Firstly it is absolutely essential for me to say, that I do not pretend to write this as someone who has “recovered” from my Eating Disorder. To say that I have is both flippant and negligible and would be so unfair of me.
I’ve eluded already to the fact that my mental illness has evolved over time into a much deeper level of depression and anxiety that has left me overwhelmed by an emotion that I’ve struggled to comprehend. To think of recovery as a finished state is a little confusing- as a perfectionist I need something to strive for, to achieve but I don’t know what recovery actually looks like, how does it feel and what do I have to do in order to achieve it.
Recovery so far has certainly been a journey- and I hate having to call it that, it sounds like something a Big Bother evictee would say, but it has been the toughest 5 years of my life.

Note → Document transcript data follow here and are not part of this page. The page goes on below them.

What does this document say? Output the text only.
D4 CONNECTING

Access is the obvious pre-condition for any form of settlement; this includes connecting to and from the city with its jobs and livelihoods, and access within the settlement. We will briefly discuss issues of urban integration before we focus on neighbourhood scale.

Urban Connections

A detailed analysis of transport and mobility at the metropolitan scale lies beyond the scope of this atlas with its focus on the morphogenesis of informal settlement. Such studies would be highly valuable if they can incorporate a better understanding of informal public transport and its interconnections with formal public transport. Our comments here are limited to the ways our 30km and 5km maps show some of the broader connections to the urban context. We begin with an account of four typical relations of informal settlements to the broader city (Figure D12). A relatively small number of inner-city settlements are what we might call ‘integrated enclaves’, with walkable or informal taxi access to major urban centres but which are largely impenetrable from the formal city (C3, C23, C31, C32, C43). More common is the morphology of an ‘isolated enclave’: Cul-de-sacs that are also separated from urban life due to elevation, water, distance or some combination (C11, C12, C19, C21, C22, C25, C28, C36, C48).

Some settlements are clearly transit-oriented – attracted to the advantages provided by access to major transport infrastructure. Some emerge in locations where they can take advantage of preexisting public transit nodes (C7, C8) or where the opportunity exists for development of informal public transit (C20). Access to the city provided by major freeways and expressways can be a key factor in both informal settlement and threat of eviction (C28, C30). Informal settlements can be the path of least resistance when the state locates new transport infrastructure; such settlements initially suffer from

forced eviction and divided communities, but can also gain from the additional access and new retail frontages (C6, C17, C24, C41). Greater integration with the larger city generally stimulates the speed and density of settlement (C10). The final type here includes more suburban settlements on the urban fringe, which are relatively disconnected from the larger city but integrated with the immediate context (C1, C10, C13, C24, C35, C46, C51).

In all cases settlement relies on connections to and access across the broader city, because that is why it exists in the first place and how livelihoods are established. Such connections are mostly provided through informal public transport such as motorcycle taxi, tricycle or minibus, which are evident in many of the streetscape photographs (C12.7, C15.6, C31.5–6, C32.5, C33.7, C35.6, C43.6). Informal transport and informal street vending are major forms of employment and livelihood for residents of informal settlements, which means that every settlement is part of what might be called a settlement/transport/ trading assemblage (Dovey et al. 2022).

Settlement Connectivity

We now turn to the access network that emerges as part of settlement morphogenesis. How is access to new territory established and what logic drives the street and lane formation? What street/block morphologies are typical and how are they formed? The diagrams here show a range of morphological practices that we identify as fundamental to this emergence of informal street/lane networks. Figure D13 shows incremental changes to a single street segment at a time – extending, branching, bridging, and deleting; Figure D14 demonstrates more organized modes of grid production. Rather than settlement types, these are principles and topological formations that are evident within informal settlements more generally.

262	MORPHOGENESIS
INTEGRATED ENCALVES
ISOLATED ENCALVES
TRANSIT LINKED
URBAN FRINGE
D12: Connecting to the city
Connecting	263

As my physical health deteriorated I was saved by the inpatient admission I received. Being left there however, broke my heart. Going into the unit I was passionate and committed to finding my self again, to restoring my world but it soon dissipated and I pushed against the treatment. Everyday I woke with more dread, more fear and more ambiguity at what I was doing- questioning whether this hell was really worth it.
Recovery in the community however is a completely different ball game, and comes with a whole new cascade of challenges- the comments of ‘you’re looking well’ the real life matters which can’t be avoided. But my time outside of hospital actually brought the moments which I recall with the most pride because they came from within.
I call it the Pastrami moment- the time where I just added the last slice of meat onto my sandwich, because what kind of crazy person puts the last piece of ham back in the fridge… I did it without thought for the effect on my body or size- that was a triumph.
The creme egg- I wrote about this at the time, because the taste of that chocolate was just incredible. This chocolate covered euphoria overcame me and the sickly sweet notes filled me with so much pride.
But these moments are of course juxtaposed with the times I became so scared that I threw porridge at my poor Mum and had to be chased around the village after I stomped off like a stroppy and selfish teenager.
What is so important however is that we all remember that recovery is a process and as such we have to let ourselves live it and process everyday with caution but also pride. Remembering that we have the right to time, to give ourselves the time to heal, hurt and recover the mind and the soul. There should be no pressure, no medal for the finish line of magic weight which for some distorted reason equates to recovery.
I don’t know when I will be recovered, I don’t know if it will ever happen. But actually I’m OK with that, because I am on the trajectory which is heading the right way. I have every bit of support I could possibly hope and dream for, family, friends and employers. I have plans for this year which are fuelled with excitement.